Говоря о духовной жизни, зачастую невозможно определить, что в ней является средством, а что целью, что причиной, а что следствием, можно только определить степень корреляции между различными явлениями. И вот «освобождение от власти воображения» характеризуется как коррелят очищения от страстей – в первую очередь, грубых, чувственных, но также и более тонких, таких как тщеславие, гордыня и другие душевные пороки, связанные с гипертрофированной привязанностью к объективирующемуся посредством воображения богатству своего (?) внутреннего мира, которое, как и всякое богатство, не пролезает «в игольное ушко».

Вот что пишет преп. Никодим Святогорец: «Если ты желаешь легко и удобно освободиться от <…> заблуждений и страстей, <…> мужественно вступи в брань с своим воображением и борись с ним всеми твоими силами, чтобы обнажить ум свой от всяких видов, цветов и очертаний и вообще от всякого воображения и памяти вещей чувственных, как хороших так и худых. <…>

Ни одна почти страсть душевная и телесная не может подступить к уму иначе, как через воображение соответственных им вещей чувственных»[468].

«Святые отцы справедливо называют ее (фантазию – К.М.) мостом, чрез который душеубийственные демоны проходят в душу»[469].

«Враг может играть душою твоею, как мячиком, перебрасывая внимание от одного воспоминания на другое, и под ними шевеля пожелания и страсти, и держа тебя, таким образом, в страстном настроении. Посему и говорю тебе: бодрствуй и паче всего смотри за воображением и памятью»[470].
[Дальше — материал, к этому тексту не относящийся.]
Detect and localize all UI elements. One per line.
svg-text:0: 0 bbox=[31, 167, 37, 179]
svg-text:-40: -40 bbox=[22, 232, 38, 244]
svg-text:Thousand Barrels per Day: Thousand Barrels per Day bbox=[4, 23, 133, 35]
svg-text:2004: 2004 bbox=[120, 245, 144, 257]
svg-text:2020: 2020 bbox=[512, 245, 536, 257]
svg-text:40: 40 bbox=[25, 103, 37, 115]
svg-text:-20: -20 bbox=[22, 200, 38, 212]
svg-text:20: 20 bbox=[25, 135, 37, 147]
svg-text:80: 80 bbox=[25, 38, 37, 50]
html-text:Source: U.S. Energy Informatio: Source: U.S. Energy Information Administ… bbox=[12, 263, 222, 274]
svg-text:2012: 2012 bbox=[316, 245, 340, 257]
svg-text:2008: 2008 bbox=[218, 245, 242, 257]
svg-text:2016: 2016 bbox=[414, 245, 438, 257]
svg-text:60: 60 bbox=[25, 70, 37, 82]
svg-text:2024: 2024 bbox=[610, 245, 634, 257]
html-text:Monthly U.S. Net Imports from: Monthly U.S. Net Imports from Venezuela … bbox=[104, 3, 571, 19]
Конечно, совершенное хранение ума доступно только опытным подвижникам, для всех прочих допускаются поблажки: «Когда же увидишь, что ум твой утомляется и не может более держаться внутри сердца в умно-сердечной молитве, <…> позволь ему выйти вне и поиметь простор в Божественных и духовных размышлениях и созерцаниях – как тех, кои преподает Священное Писание, так и тех, которым подает повод и которые внушает творение Божие»[471]. «Берегись, однако ж, в творениях Божиих, в предметах вещественных и в животных останавливаться на одной физической их стороне, пока ты еще страстен»[472].


При этом преподобный Никодим отмечает, что давать волю своим мыслям следует «только иногда, пока ум твой, утомившийся держать себя в теснотах сердца, отдохнет. Когда же отдохнет, возвращай его опять в сердце и заставляй держать себя без мечтаний и образов в сердечной памяти о Боге»[473].

Итак, оставление умно-сердечной молитвы допустимо, но только в качестве исключения и в целях релаксации. Что же касается художественного творчества, то едва ли может служить релаксацией тот тяжелый (несмотря на все доставляемое им удовольствие) труд, который совершает художник, работая над своим произведением. Здесь он не отпускает внимание «погулять» вне сердца, но заставляет его работать, так что обратно оно возвращается еще более истощенным…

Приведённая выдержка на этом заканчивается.